Si, pour beaucoup d’entre nous, l’ère stalinienne est bel et bien du domaine de l’histoire, des témoignages comme celui de Levan Berdzenichvili viennent rappeler que le modèle soviétique a longtemps fait des victimes. Dans « Ténèbres sacrées » (éditions Noir sur Blanc), l’écrivain géorgien raconte, avec un humour joyeux plutôt que noir, ses souvenirs d’emprisonnement dans les années 1980.
C’était encore, sous Brejnev (1906-1982), la mode des « camps de rééducation » : pour avoir créé, avec son frère, le premier parti politique clandestin de Géorgie, Levan Berdzenichvili est incarcéré. Le jeune homme de 25 ans, paradoxalement, passera dans sa prison les « trois meilleures années de [s]a vie » : idée qui peut surprendre quand on sait les conditions de vie ignobles des victimes du système répressif.
On se souvient de ces grands intellectuels, comme Varlam Chalamov ou, bien sûr, Alexandre Soljenitsyne, qui ont dépeint l’immense solitude des prisonniers. Ici, les insoumis de différents horizons sont réunis dans les geôles : du poète au mathématicien en passant par le philosophe. La fin de la journée est pour eux l’occasion de débats interminables et enflammés, à la manière des disciples de Socrate. Entre récit historique et mémoire de compagnonnage, le récit de Levan Berdzenichvili recèle certainement une dimension spirituelle, à la façon d’un évangile.

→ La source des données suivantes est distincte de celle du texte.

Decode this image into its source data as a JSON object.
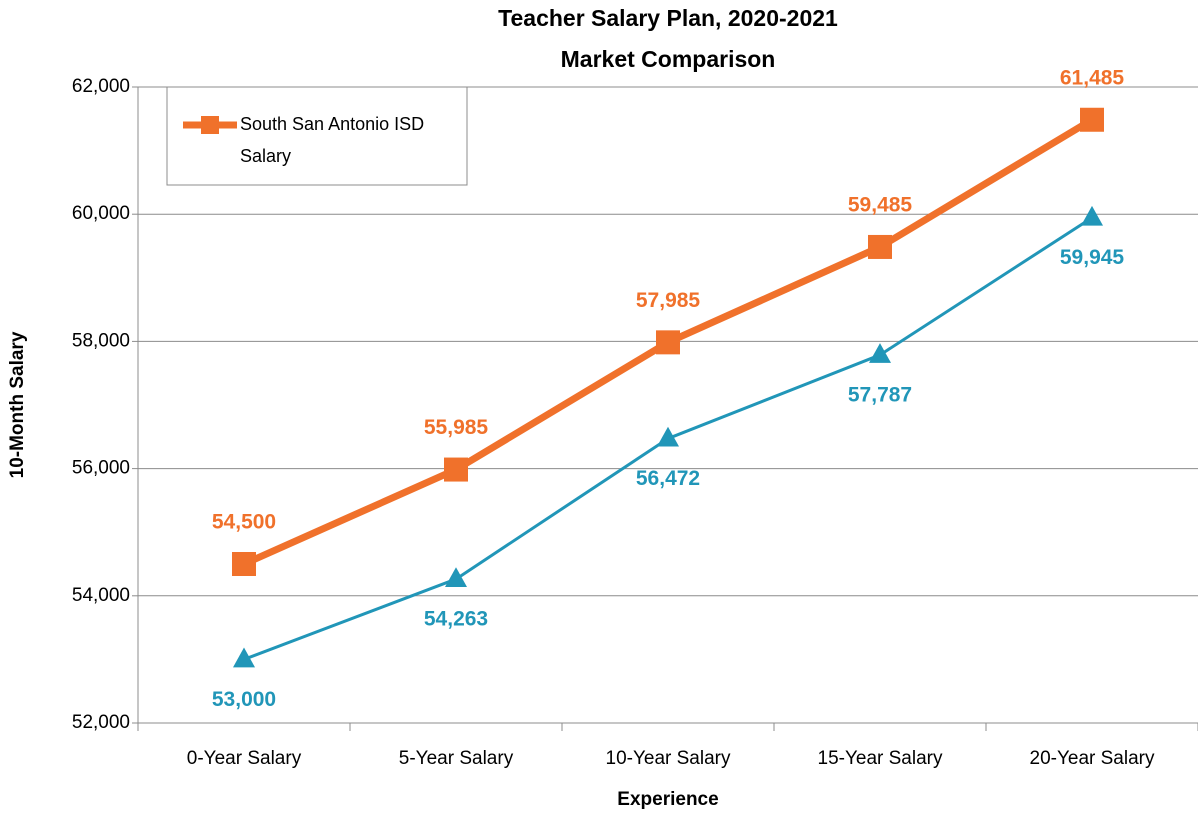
{
  "chart_data": {
    "type": "line",
    "title": "Teacher Salary Plan, 2020-2021",
    "subtitle": "Market Comparison",
    "x_label": "Experience",
    "y_label": "10-Month Salary",
    "categories": [
      "0-Year Salary",
      "5-Year Salary",
      "10-Year Salary",
      "15-Year Salary",
      "20-Year Salary"
    ],
    "series": [
      {
        "name": "South San Antonio ISD Salary",
        "color": "#f0712b",
        "marker": "square",
        "values": [
          54500,
          55985,
          57985,
          59485,
          61485
        ],
        "value_labels": [
          "54,500",
          "55,985",
          "57,985",
          "59,485",
          "61,485"
        ]
      },
      {
        "color": "#2196b8",
        "marker": "triangle",
        "values": [
          53000,
          54263,
          56472,
          57787,
          59945
        ],
        "value_labels": [
          "53,000",
          "54,263",
          "56,472",
          "57,787",
          "59,945"
        ]
      }
    ],
    "ylim": [
      52000,
      62000
    ],
    "yticks": [
      {
        "value": 52000,
        "label": "52,000"
      },
      {
        "value": 54000,
        "label": "54,000"
      },
      {
        "value": 56000,
        "label": "56,000"
      },
      {
        "value": 58000,
        "label": "58,000"
      },
      {
        "value": 60000,
        "label": "60,000"
      },
      {
        "value": 62000,
        "label": "62,000"
      }
    ],
    "grid": true,
    "legend": "upper left"
  }
}
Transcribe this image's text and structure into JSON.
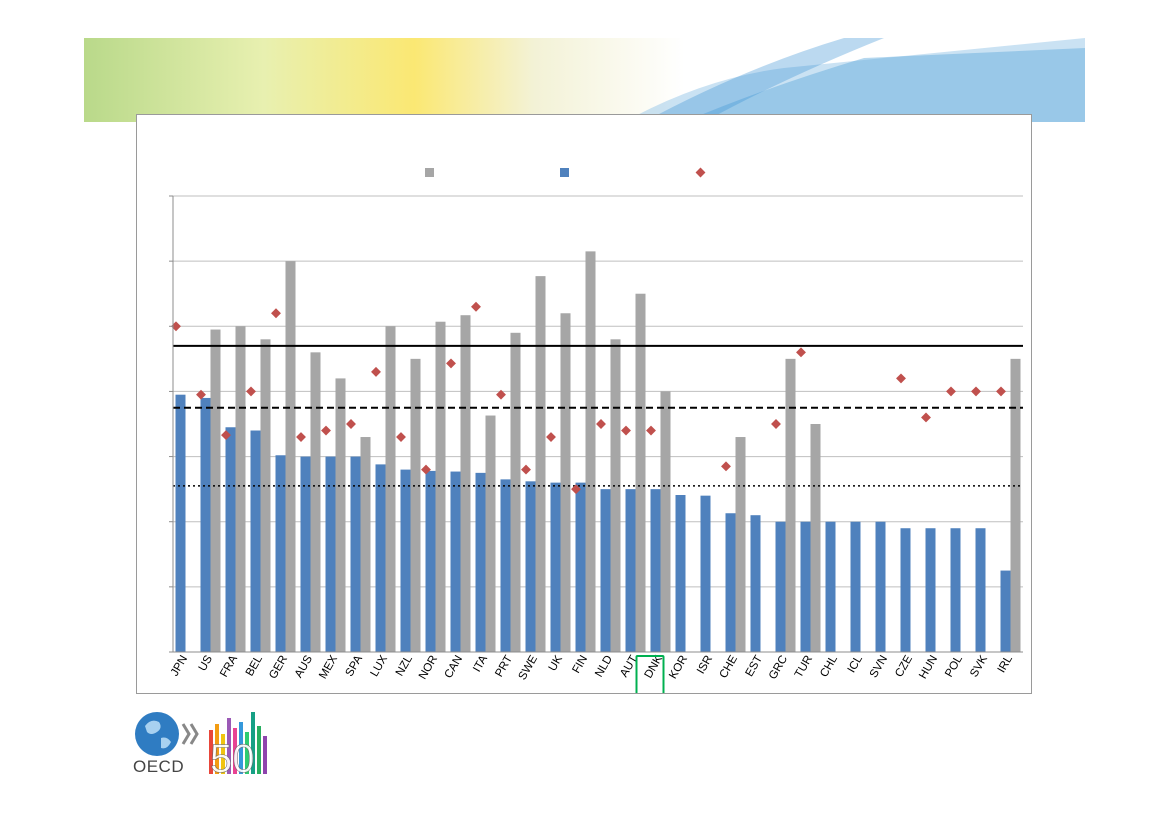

Tout n’est pas lumineux dans cette cohabitation – les lettres de dénonciation par exemple ; l’écriture de l’auteur, elle, l’est sans aucun doute. Ces « ténèbres sacrées » offrent une vision de l’homme profondément délicate.
Jeanne RIVIERE
« Ténèbres sacrées », de Levan Berdzenichvili, éditions Noir sur Blanc, 272 pages, 21,50 €. Traduit du géorgien par Maïa Varsimashvili-Raphaël et Isabelle Ribadeau Dumas. En librairie depuis le 10 février 2022.